Auto-scaling mechanisms allow applications running on Cloud environments to maintain a guaranteed Quality of Service while efficiently utilizing resources and keeping operational costs low for the service providers. However, creating such an auto-scaling framework may be challenging due to the need to precisely estimate resource usage while the workload patterns vary significantly.
The research presented in this thesis focuses on automatic provisioning of compute resources in the Cloud performed by an intermediary enterprise for a single client enterprise. The enterprise hosting a broker uses techniques for dynamically controlling the number of resources used by the client enterprise. The research introduces three auto-scaling techniques: a reactive, a proactive and a hybrid technique.
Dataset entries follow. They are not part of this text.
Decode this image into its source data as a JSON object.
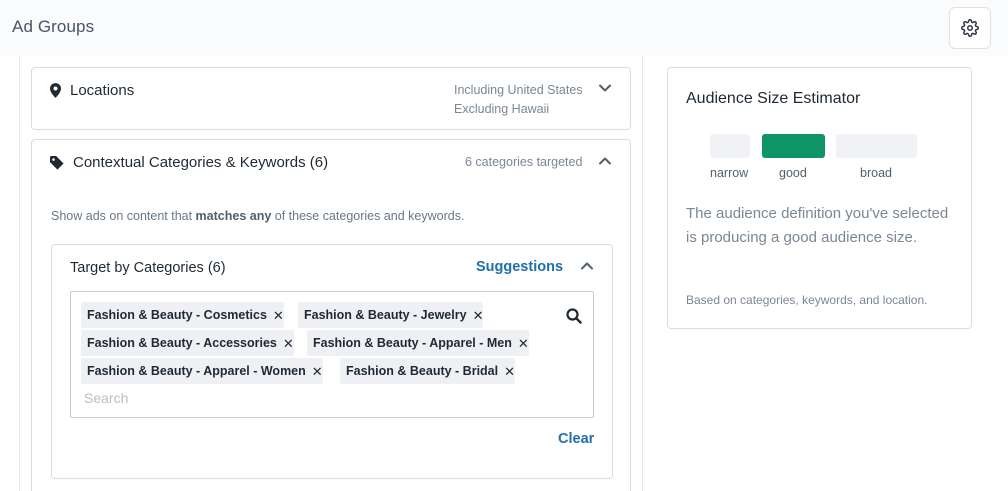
{
  "header": {
    "title": "Ad Groups",
    "settings_icon": "gear-icon"
  },
  "locations": {
    "title": "Locations",
    "including": "Including United States",
    "excluding": "Excluding Hawaii"
  },
  "contextual": {
    "title": "Contextual Categories & Keywords (6)",
    "meta": "6 categories targeted",
    "desc_prefix": "Show ads on content that ",
    "desc_bold": "matches any",
    "desc_suffix": " of these categories and keywords.",
    "target": {
      "title": "Target by Categories (6)",
      "suggestions": "Suggestions",
      "chips": [
        "Fashion & Beauty - Cosmetics",
        "Fashion & Beauty - Jewelry",
        "Fashion & Beauty - Accessories",
        "Fashion & Beauty - Apparel - Men",
        "Fashion & Beauty - Apparel - Women",
        "Fashion & Beauty - Bridal"
      ],
      "chip_remove": "✕",
      "search_placeholder": "Search",
      "clear": "Clear"
    }
  },
  "estimator": {
    "title": "Audience Size Estimator",
    "scale": [
      "narrow",
      "good",
      "broad"
    ],
    "current": "good",
    "colors": {
      "active": "#0e9466",
      "inactive": "#f0f2f5"
    },
    "description": "The audience definition you've selected is producing a good audience size.",
    "footnote": "Based on categories, keywords, and location."
  },
  "colors": {
    "link": "#1f6fa8",
    "text": "#1f2933",
    "muted": "#7b8794"
  }
}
These techniques allow resources to be scaled based on user demand.
The primary goal of these auto-scaling techniques is to achieve a profit for the intermediary enterprise while maintaining the desired grade of service for the client enterprise. A secondary goal is to generate a lower cost for the client enterprise in comparison to the situation in which the client acquires resources directly from the cloud provider. The techniques support both on-demand requests as well as requests with service level agreements (SLAs). The effectiveness of the proposed auto-scaling techniques is demonstrated through experiments performed on proof of concept prototypes and simulations. The experimental results show that for a number of different combinations of system and workload parameters experimented with, the proposed algorithms lead to a significant broker profit and a lower user cost in comparison to a conventional non-auto-scaling system.